Four Kickstarter Essentials

We're gearing up for our second Kickstarter campaign, and that means a lot of prep work. Kickstarter pages don't just happen, they require planning, writing, design and review. If people get to your page and don't like (or don't understand) what they're seeing, they're not going to pledge. Fortunately, there are four key elements to include to give you an edge with prospective backers.

1. An Intro Video

While Kickstarter doesn't technically require an introductory video, almost every project you'll find on Kickstarter includes a video. Not only does it improve your odds of funding (Kickstarter claims that projects with a video fund 50% of the time vs. 30% without), it also gives you an opportunity to speak directly to your audience and give them an elevator pitch the moment they reach your page. In addition, when you link to your Kickstarter page, most social media sites will put your video into the post, so your video also becomes a mini-commercial for your project.

2. Third-Party Reviews

Board games are a mix of art and commodity. They are both subjective works and objective products. Unless you're a renowned publisher with several acclaimed games to your name, you can't expect people to back your game just because you say its good. You need a track record of quality components and good production standards before people will take your word for such things. And the design of the game is even more subjective.

As a result, it's critical to get third-party reviews from trusted bloggers or video reviewers. As a Kickstarter, you probably don't have finished copies of your game for review, and many reviewers don't accept unpublished games. Others will preview your game for a charge, so you need to determine what will work for your budget/target market.
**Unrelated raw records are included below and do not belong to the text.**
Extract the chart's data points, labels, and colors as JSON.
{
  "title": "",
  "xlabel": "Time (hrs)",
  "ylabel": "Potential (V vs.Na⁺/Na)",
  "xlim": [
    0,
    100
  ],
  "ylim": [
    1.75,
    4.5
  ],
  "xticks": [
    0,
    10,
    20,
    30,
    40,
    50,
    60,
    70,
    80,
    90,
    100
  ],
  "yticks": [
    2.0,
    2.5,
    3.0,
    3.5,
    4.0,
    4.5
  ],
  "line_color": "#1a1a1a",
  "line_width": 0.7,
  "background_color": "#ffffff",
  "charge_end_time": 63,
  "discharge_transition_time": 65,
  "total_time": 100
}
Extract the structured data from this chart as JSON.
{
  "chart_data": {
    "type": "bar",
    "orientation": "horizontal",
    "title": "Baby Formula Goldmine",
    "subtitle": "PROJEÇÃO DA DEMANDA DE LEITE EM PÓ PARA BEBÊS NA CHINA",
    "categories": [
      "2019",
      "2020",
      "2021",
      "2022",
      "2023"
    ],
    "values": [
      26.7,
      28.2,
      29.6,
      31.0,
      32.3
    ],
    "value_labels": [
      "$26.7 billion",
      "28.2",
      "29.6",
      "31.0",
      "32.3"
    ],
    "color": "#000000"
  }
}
BoardGameGeek has a good list of reviewers here.

3. Rulebook/How-To-Play

As useful as reviewers are to add credibility to your game, it can also really help to let prospective backers read the rules or even try out your game with a print-and-play. If you're nervous about your idea being stolen (you shouldn't be, but if you are), you should at least offer a description or video giving an overview of how to play your game, and what makes it different from other games.

4. About the Company

As much as people like getting a game, Kickstarter is also about supporting people. It's a good idea to reserve at least a part of your page or intro video to introduce the people behind your game. Designers, artists, businesspeople, etc., anyone contributing to your efforts and helps make it happen. Every purchase is an emotional decision, especially those made for entertainment, like buying a board game. If you can make a personal connection with your audience, you have a much better chance of converting them into a backer.